Always looking under rocks, with squeals of delight when she discovers a snail, and a bit more apprehensive notes when she finds a millipede or an earwig. She doesn’t like those.
She also looks up, to the canopies of birches and poplars, balsam and oak: looking for nests and the throats of the songs we hear.
What she is really after are flowers. All sorts of flowers. She knows the name of several wild ones and especially the cultivated ones in the flower beds.

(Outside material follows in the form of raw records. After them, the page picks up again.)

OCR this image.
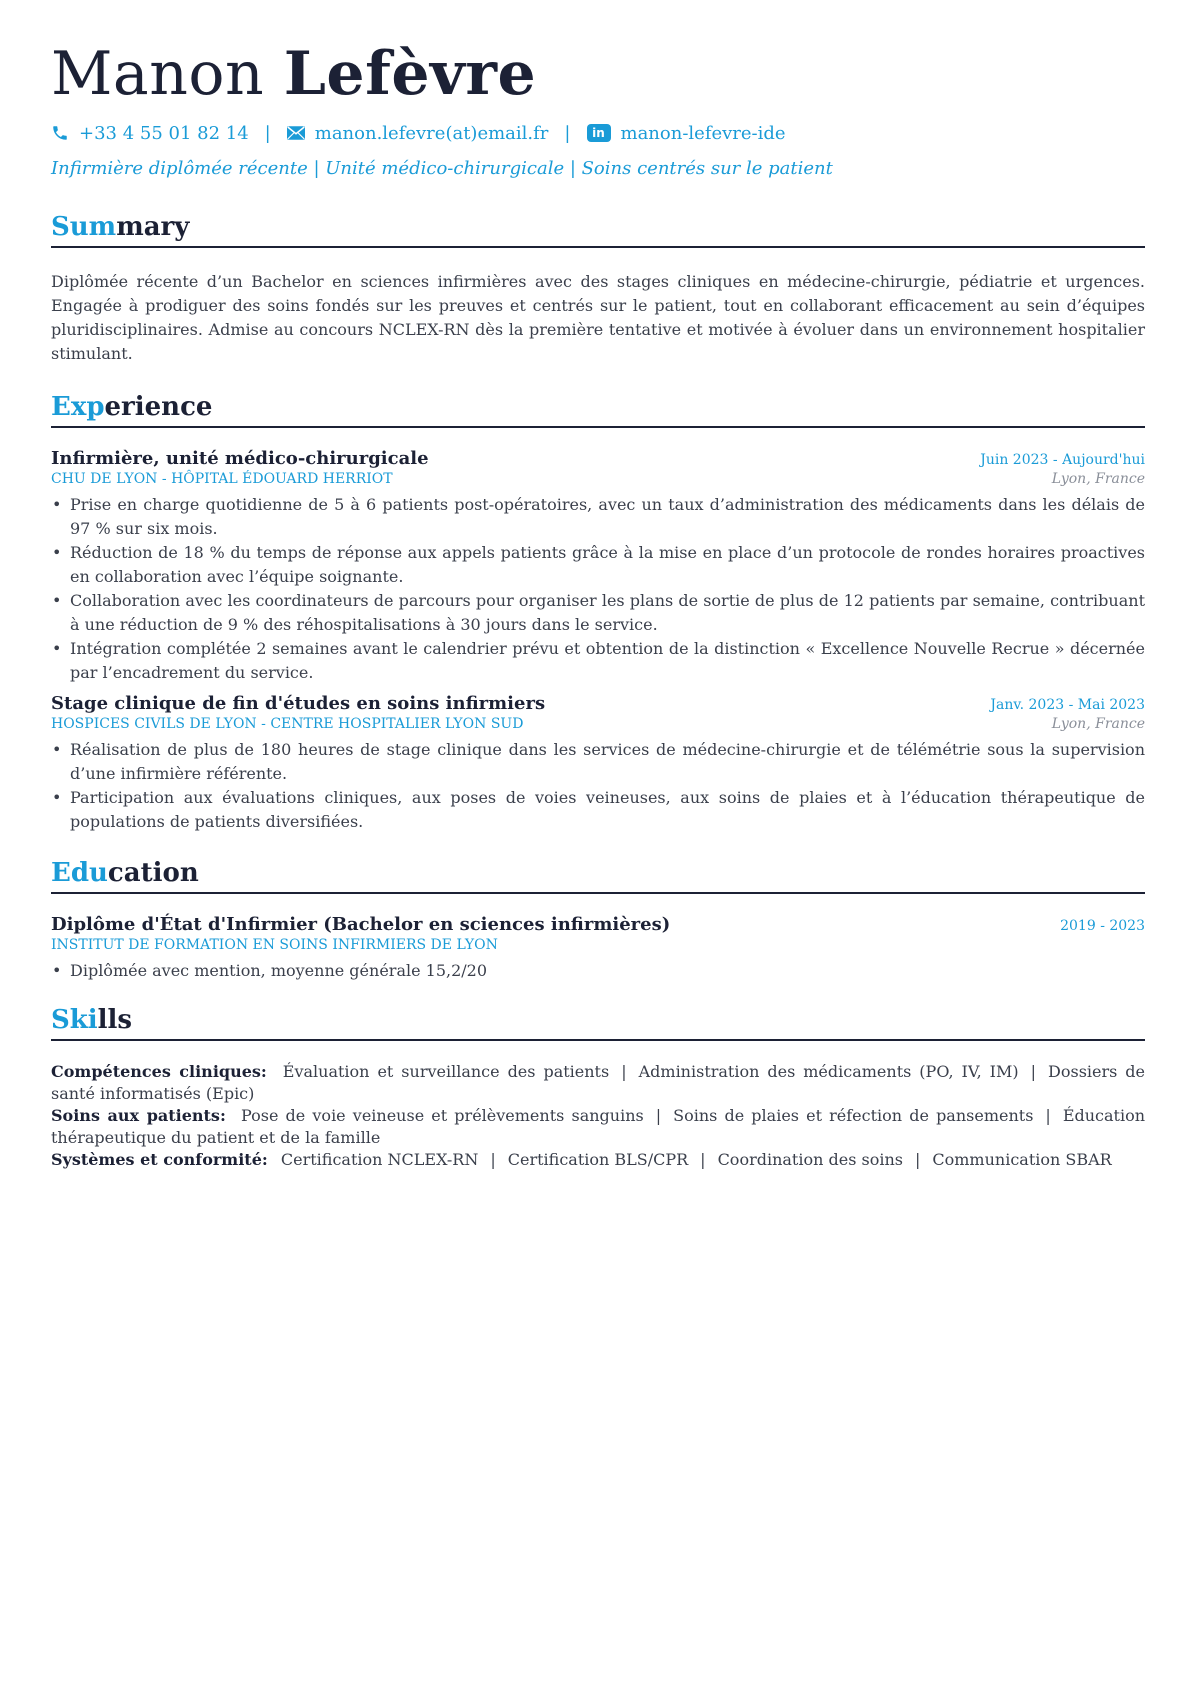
Manon Lefèvre
+33 4 55 01 82 14 | manon.lefevre(at)email.fr |	in manon-lefevre-ide
Infirmière diplômée récente | Unité médico-chirurgicale | Soins centrés sur le patient
Summary
Diplômée récente d’un Bachelor en sciences infirmières avec des stages cliniques en médecine-chirurgie, pédiatrie et urgences. Engagée à prodiguer des soins fondés sur les preuves et centrés sur le patient, tout en collaborant efficacement au sein d’équipes pluridisciplinaires. Admise au concours NCLEX-RN dès la première tentative et motivée à évoluer dans un environnement hospitalier stimulant.
Experience
Infirmière, unité médico-chirurgicale	Juin 2023 - Aujourd'hui
CHU DE LYON - HÔPITAL ÉDOUARD HERRIOT	Lyon, France
• Prise en charge quotidienne de 5 à 6 patients post-opératoires, avec un taux d’administration des médicaments dans les délais de 97 % sur six mois.
• Réduction de 18 % du temps de réponse aux appels patients grâce à la mise en place d’un protocole de rondes horaires proactives en collaboration avec l’équipe soignante.
• Collaboration avec les coordinateurs de parcours pour organiser les plans de sortie de plus de 12 patients par semaine, contribuant à une réduction de 9 % des réhospitalisations à 30 jours dans le service.
• Intégration complétée 2 semaines avant le calendrier prévu et obtention de la distinction « Excellence Nouvelle Recrue » décernée par l’encadrement du service.
Stage clinique de fin d'études en soins infirmiers	Janv. 2023 - Mai 2023
HOSPICES CIVILS DE LYON - CENTRE HOSPITALIER LYON SUD	Lyon, France
• Réalisation de plus de 180 heures de stage clinique dans les services de médecine-chirurgie et de télémétrie sous la supervision d’une infirmière référente.
• Participation aux évaluations cliniques, aux poses de voies veineuses, aux soins de plaies et à l’éducation thérapeutique de populations de patients diversifiées.
Education
Diplôme d'État d'Infirmier (Bachelor en sciences infirmières)	2019 - 2023
INSTITUT DE FORMATION EN SOINS INFIRMIERS DE LYON
• Diplômée avec mention, moyenne générale 15,2/20
Skills
Compétences cliniques: Évaluation et surveillance des patients | Administration des médicaments (PO, IV, IM) | Dossiers de santé informatisés (Epic)
Soins aux patients: Pose de voie veineuse et prélèvements sanguins | Soins de plaies et réfection de pansements | Éducation thérapeutique du patient et de la famille
Systèmes et conformité: Certification NCLEX-RN | Certification BLS/CPR | Coordination des soins | Communication SBAR
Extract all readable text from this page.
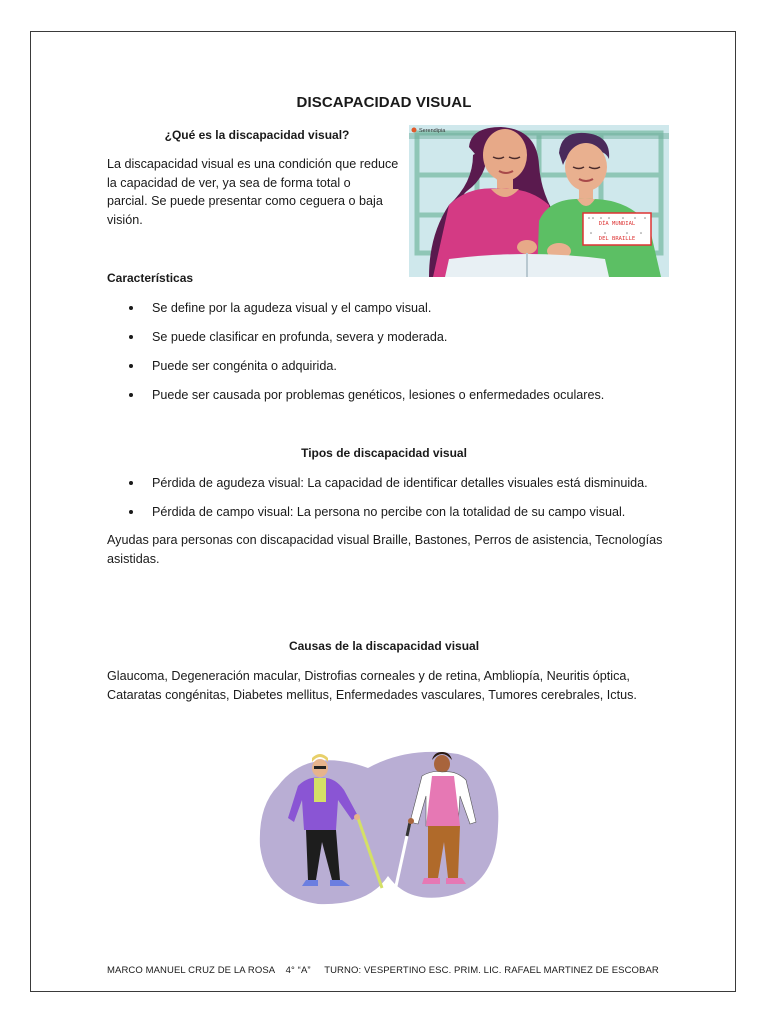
DISCAPACIDAD VISUAL
¿Qué es la discapacidad visual?
La discapacidad visual es una condición que reduce
la capacidad de ver, ya sea de forma total o
parcial. Se puede presentar como ceguera o baja
visión.	DÍA MUNDIAL
DEL BRAILLE
Serendipia
Características
Se define por la agudeza visual y el campo visual.
Se puede clasificar en profunda, severa y moderada.
Puede ser congénita o adquirida.
Puede ser causada por problemas genéticos, lesiones o enfermedades oculares.
Tipos de discapacidad visual
Pérdida de agudeza visual: La capacidad de identificar detalles visuales está disminuida.
Pérdida de campo visual: La persona no percibe con la totalidad de su campo visual.
Ayudas para personas con discapacidad visual Braille, Bastones, Perros de asistencia, Tecnologías
asistidas.
Causas de la discapacidad visual
Glaucoma, Degeneración macular, Distrofias corneales y de retina, Ambliopía, Neuritis óptica,
Cataratas congénitas, Diabetes mellitus, Enfermedades vasculares, Tumores cerebrales, Ictus.
MARCO MANUEL CRUZ DE LA ROSA 4° “A” TURNO: VESPERTINO ESC. PRIM. LIC. RAFAEL MARTINEZ DE ESCOBAR
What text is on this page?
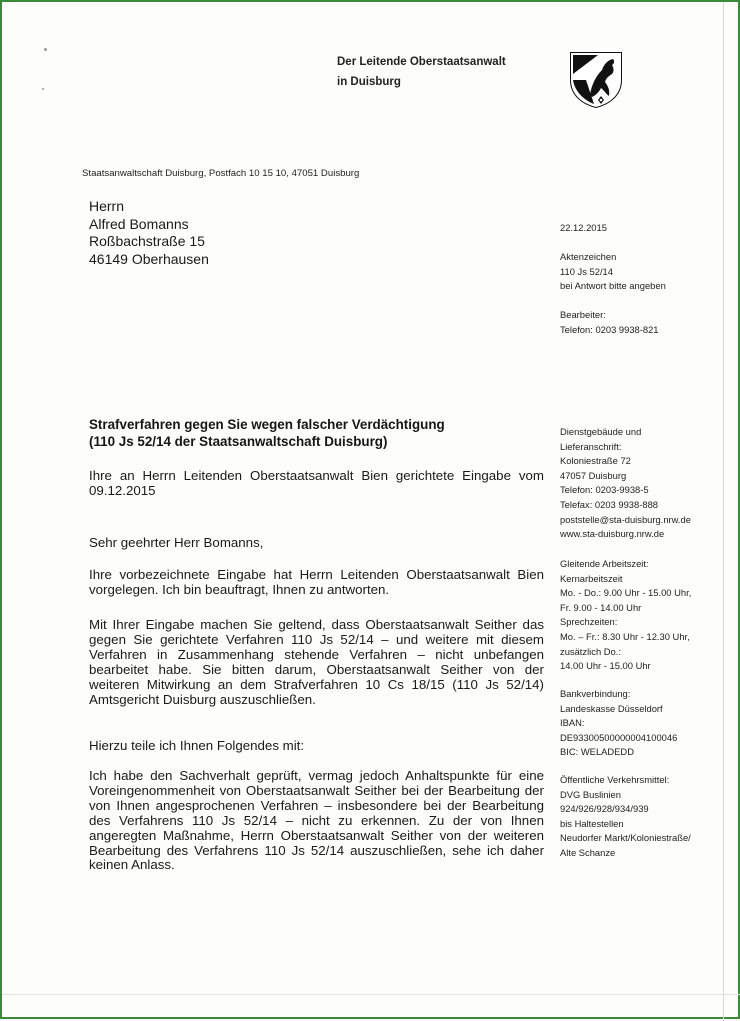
Der Leitende Oberstaatsanwalt
in Duisburg
Staatsanwaltschaft Duisburg, Postfach 10 15 10, 47051 Duisburg
Herrn
Alfred Bomanns
Roßbachstraße 15
46149 Oberhausen
22.12.2015
Aktenzeichen
110 Js 52/14
bei Antwort bitte angeben
Bearbeiter:
Telefon: 0203 9938-821
Dienstgebäude und
Lieferanschrift:
Koloniestraße 72
47057 Duisburg
Telefon: 0203-9938-5
Telefax: 0203 9938-888
poststelle@sta-duisburg.nrw.de
www.sta-duisburg.nrw.de
Gleitende Arbeitszeit:
Kernarbeitszeit
Mo. - Do.: 9.00 Uhr - 15.00 Uhr,
Fr. 9.00 - 14.00 Uhr
Sprechzeiten:
Mo. – Fr.: 8.30 Uhr - 12.30 Uhr,
zusätzlich Do.:
14.00 Uhr - 15.00 Uhr
Bankverbindung:
Landeskasse Düsseldorf
IBAN:
DE93300500000004100046
BIC: WELADEDD
Öffentliche Verkehrsmittel:
DVG Buslinien
924/926/928/934/939
bis Haltestellen
Neudorfer Markt/Koloniestraße/
Alte Schanze
Strafverfahren gegen Sie wegen falscher Verdächtigung
(110 Js 52/14 der Staatsanwaltschaft Duisburg)
Ihre an Herrn Leitenden Oberstaatsanwalt Bien gerichtete Eingabe vom 09.12.2015
Sehr geehrter Herr Bomanns,
Ihre vorbezeichnete Eingabe hat Herrn Leitenden Oberstaatsanwalt Bien vorgelegen. Ich bin beauftragt, Ihnen zu antworten.
Mit Ihrer Eingabe machen Sie geltend, dass Oberstaatsanwalt Seither das gegen Sie gerichtete Verfahren 110 Js 52/14 – und weitere mit diesem Verfahren in Zusammenhang stehende Verfahren – nicht unbefangen bearbeitet habe. Sie bitten darum, Oberstaatsanwalt Seither von der weiteren Mitwirkung an dem Strafverfahren 10 Cs 18/15 (110 Js 52/14) Amtsgericht Duisburg auszuschließen.
Hierzu teile ich Ihnen Folgendes mit:
Ich habe den Sachverhalt geprüft, vermag jedoch Anhaltspunkte für eine Voreingenommenheit von Oberstaatsanwalt Seither bei der Bearbeitung der von Ihnen angesprochenen Verfahren – insbesondere bei der Bearbeitung des Verfahrens 110 Js 52/14 – nicht zu erkennen. Zu der von Ihnen angeregten Maßnahme, Herrn Oberstaatsanwalt Seither von der weiteren Bearbeitung des Verfahrens 110 Js 52/14 auszuschließen, sehe ich daher keinen Anlass.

She tries to name them all at once. Like it’s one big race. Like I am taking notes and I will grade her efforts.
I just giggle.
“Oh Dagmar, what is this little flower?” I ask her, knowing fully well the answer, but prompting her little naturalist heart.
“Oh yes, that’s mallow. Like marshmallow. You can eat it but it’s not like smores”. She grabs it in her chubby hands and tries to tuck it in a pocket.
Darn forgetful dollmaker. No pockets. The horror.
I volunteer to hold it for her but she asks to keep it atop her “good ear”.
She heard Grandma saying “to whisper in her good ear” and so she now has one too. Children do copy a lot the world around them.
Dagmar loves to sit and whisper stories, newly-made and good ones too, especially to Grandma. To anybody that listens.
The dog is usually her confidante. She tries hiding behind a curtain and tells the dog all her troubles.
Like the day the mail lady said hi, and she ran screaming inside the house because she thought she was a wicked witch of the west.
Or about the day the boys across the street teased her because she was wearing her “faberge cape” in the middle of summer.
More than stories, Dagmar loves to draw and paint. Finger painting is for babies, she said. So she prefers little brushes and your good pens.
She draws flowers, the dog, and clouds. Lots of clouds. Dagmar loves her dress because it has “so many clouds”.
You will find her most days, feet tucked under, or lying on her belly. Paper everywhere and lots of pens. A stubby pencil on her ear, a crayon on her hair, and maybe some inside her socks. She likes to be prepared for when the inspiration strikes.
Dagmar is looking for a home today. A home where she is taken on walks, given loads of paper, and told the names of all the flowers she encounters. She also wishes her new family can have the generosity of time to lie down on the tall grass and look at clouds. “And nuffin’ else”.
Dagmar is an 18” doll, made with cotton and wool. Her face has been sculpted with needle-felting techniques, eyes embroidered, and hair made of mohair.
Dagmar comes wearing her drop-waist linen dress, with added collar and puffed short-sleeves. Underwear and socks are made of cotton jersey. Shoes are made of merino and close with hemp ties. She comes with an upcycled fair-isle cape, as well as a matching set of beret and ruffle collar made of wool.
She is suitable for a child 6+ than can handle her with gentle hands. She is ready for play, paint and adventure. Her price is $1100 USD and shipping is $45 to the US and Canada, $65 International.
If you want to tempt your fortune and volunteer to take Dagmar home, please enter your details in the form below. Please only enter if you are personally interested in bringing her home, one entry per household. She will receive entries until tonight at 10 PM EST. After this, we will close the form and select a person at random to buy her and send a paypal invoice.
- - - THE FORM HAS BEEN DELETED NOW. DAGMAR FOUND A LOVING MOTHER TO TAKE CARE OF HER AND HER ECCENTRIC HEART. THANK YOU SO MUCH TO EVERYONE THAT VOLUNTEERED TO TAKE HER HOME.
A bit of background on Dagmar. I found her name quite some time ago, researching the Russian nobility. Dagmar was the original name of Maria Feodorovna, Dowager Empress Marie. Her initial title was Princess Dagmar of Denmark, and she was ever so fortunate to be read stories by Hans Christian Andersen himself. Her husband, Tsar Alexander III started the tradition of giving her an easter egg every year, created by the talented Peter Carl Fabergé, and now known as the Imperial Fabergé eggs. Her son Nicholas II continued the tradition, giving his mother and wife an egg every year.
Dagmar is very proud of her name, and loves her cape, which reminds her of the intricate delicacies of the eggs.
Thank you so much for reading my stories, and loving my dolls. If you are entering for Dagmar, I not only wish you luck but patience with her. May the force be with you!.